Thursday, November 10, 2011

After Katrina, Moving to a Higher Ground

In April 2006 I wrote reviews on several post-Katrina benefit albums. This is the second review of those I am posting. Here is the first which originally appeared in the April 2006 (issue 281) of Jazz & Blues Report as well as the April 2006 DC Blues Calendar, then the DC Blues Society’s newsletter. I likely received a review copy, not sure if from the record company, a publicist or Jazz & Blues Report.

Jazz at Lincoln Center did one of the first TV benefit shows, Higher Ground, Hurricane Relief Benefit Concert, which has been made available on Blue Note. Given that the Artistic Director of Jazz From Lincoln Center, Wynton Marsalis Wynton Marsalis, is from New Orleans as well as the city’s seminal place in the history of jazz and American popular music, it is not surprising that they came out early to help try to help the cradle of jazz recover.

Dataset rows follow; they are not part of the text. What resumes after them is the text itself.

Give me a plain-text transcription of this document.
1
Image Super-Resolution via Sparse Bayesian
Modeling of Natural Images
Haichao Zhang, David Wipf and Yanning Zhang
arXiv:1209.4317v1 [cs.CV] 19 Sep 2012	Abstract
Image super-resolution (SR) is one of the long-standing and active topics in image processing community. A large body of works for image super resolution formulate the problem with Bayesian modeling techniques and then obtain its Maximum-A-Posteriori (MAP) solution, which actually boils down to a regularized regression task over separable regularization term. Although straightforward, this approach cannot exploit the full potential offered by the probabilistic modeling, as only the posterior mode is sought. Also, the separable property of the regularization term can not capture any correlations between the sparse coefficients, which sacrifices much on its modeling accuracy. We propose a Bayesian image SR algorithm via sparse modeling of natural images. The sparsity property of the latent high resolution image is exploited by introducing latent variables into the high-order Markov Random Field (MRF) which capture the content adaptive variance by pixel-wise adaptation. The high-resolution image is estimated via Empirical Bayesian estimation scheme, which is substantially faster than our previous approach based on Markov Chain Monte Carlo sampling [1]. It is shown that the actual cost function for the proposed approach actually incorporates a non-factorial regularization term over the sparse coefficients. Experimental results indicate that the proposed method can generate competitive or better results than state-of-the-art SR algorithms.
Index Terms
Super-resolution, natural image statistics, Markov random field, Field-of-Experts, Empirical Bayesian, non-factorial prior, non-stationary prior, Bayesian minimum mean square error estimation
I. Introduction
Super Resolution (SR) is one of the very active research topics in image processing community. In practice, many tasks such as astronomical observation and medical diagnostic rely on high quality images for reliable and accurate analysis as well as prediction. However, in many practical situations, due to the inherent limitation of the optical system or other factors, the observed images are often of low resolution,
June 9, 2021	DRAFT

Despite being presented by Jazz at Lincoln Center, the music presented here includes much that is not strictly jazz including a marvelous gospel number by Shirley Caesar and lively number by Buckwheat Zydeco. Art & Aaron Neville revive Professor Longhair’s Go to New Orleans with Allen Toussaint on piano, Art Neville on organ, an uncredited guitarist, Wes Anderson on alto and Wynton Marsalis on trumpet on a spirited recording followed by Dianna Krall rendering Basin Street Blues, with a nice traditional jazz feel to the backing evoking Louis Armstrong and Ella Fitzgerald.

James Taylor’s simple solo rendition of his Never Die Young, and Dianne Reeves treatment of The House I Live In both give the lyrics special meaning in light of the performance context as does Norah Jones on a solo performance of Randy Newman’s I Think It’s Going To Rain Today. Terence Blanchard’s performance Over There may be the strongest straight jazz performance with its somber mode, whereas the music of New Orleans is celebrated by Marcus Roberts on Jelly Morton’s New Orleans Blues and Wynton Marsalis’ revival of Dippermouth Blues, from the first recordings made by King Oliver’s Creole Jazz Band with a young second cornet player whose nickname was Dippermouth.

Trumpeter Irvin Mayfield plays a marvelous Just a Closer Walk With thee, just backed by pianist Ronald Markam, Bette Midler is marvelous on Is That All There Is, which some may be familiar of from Peggy Lee. The closing Come Sunday with Mark O'Connor on violin is a moving treatment of a composition originally part of Duke Ellington’s Black, Brown and Beige, and later done by another legend from new Orleans, Mahalia Jackson.

Like the city celebrated here, the performances contain a variety of styles, idioms and moods.